As for coexistence, you can start with your own numbers via the Meta API, no need for a tech provider upfront. But the downside? All those accounts sit under your personal profile, so one ban wipes out everything. That's why Meta recommends using a tech provider from day one if you're letting others connect their own numbers. it's not just policy - it's protecting your whole creator network.

harper-local

Shot you a message. happy to talk through the setup if you're still sorting out the compliance side of things.

lucasvid

Mate, I've been staring at this exact problem for weeks now. Restaurants want their phone's WhatsApp untouched for normal chat while the bot silently processes orders in the background. Sounds simple, right?
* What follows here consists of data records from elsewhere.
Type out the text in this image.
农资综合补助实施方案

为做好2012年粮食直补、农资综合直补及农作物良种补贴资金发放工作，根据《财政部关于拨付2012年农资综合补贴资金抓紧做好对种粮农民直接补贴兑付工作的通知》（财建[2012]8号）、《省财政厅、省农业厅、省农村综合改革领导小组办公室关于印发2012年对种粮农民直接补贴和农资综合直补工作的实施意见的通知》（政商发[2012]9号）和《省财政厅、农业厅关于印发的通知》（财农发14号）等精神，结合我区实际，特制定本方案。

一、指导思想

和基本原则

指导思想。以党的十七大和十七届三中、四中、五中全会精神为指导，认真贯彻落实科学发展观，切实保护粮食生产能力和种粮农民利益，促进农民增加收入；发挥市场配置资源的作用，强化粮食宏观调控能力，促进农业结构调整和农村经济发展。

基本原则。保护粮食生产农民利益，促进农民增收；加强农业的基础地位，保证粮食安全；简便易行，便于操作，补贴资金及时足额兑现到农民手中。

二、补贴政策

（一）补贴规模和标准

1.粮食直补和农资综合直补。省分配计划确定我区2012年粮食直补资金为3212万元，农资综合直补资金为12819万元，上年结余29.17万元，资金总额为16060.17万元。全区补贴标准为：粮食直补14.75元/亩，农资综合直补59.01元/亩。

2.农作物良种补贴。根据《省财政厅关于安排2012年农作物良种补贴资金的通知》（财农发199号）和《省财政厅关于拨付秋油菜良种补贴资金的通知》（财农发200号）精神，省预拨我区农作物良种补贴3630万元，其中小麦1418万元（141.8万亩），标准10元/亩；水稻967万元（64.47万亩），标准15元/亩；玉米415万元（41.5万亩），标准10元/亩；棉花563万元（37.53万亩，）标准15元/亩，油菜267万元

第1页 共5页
Problem is, the whole "coexistence" trick only works if you're officially listed as a WhatsApp Business provider. Without that, you're stuck with either a dedicated number for the bot or constant sync headaches.

Is there any official way to keep using the same WhatsApp account on the phone and have the bot running without a third-party middleware? Or is this basically a "pick one" scenario that nobody talks about on the docs?

masoncollab

honestly, you don't need to be some tech provider to use the coexistence feature. I've got three WhatsApp numbers hooked up through it for my influencer sourcing. lets me answer manually on my phone or let the API jump in when certain keywords pop up. works a treat for keeping the conversation human while automating the routine stuff.

lucasvid

The coexistence feature is like that first 3-second retention hook - miss it and the whole system drops off. I've been playing around with similar hybrid setups for order bots, and the key is keeping both the cloud API and the mobile app in sync without one side tanking the user experience. The client wants the same number active on both sides - bot running background, mobile handling manual chats and calls. From what I've seen, once a number's registered to the Meta Cloud API, you can't flip it back to the regular WhatsApp app without enabling that coexistence toggle. Otherwise the mobile side just drops out. It's all about that friction point - you need both channels firing simultaneously or the retention chart looks like a cliff.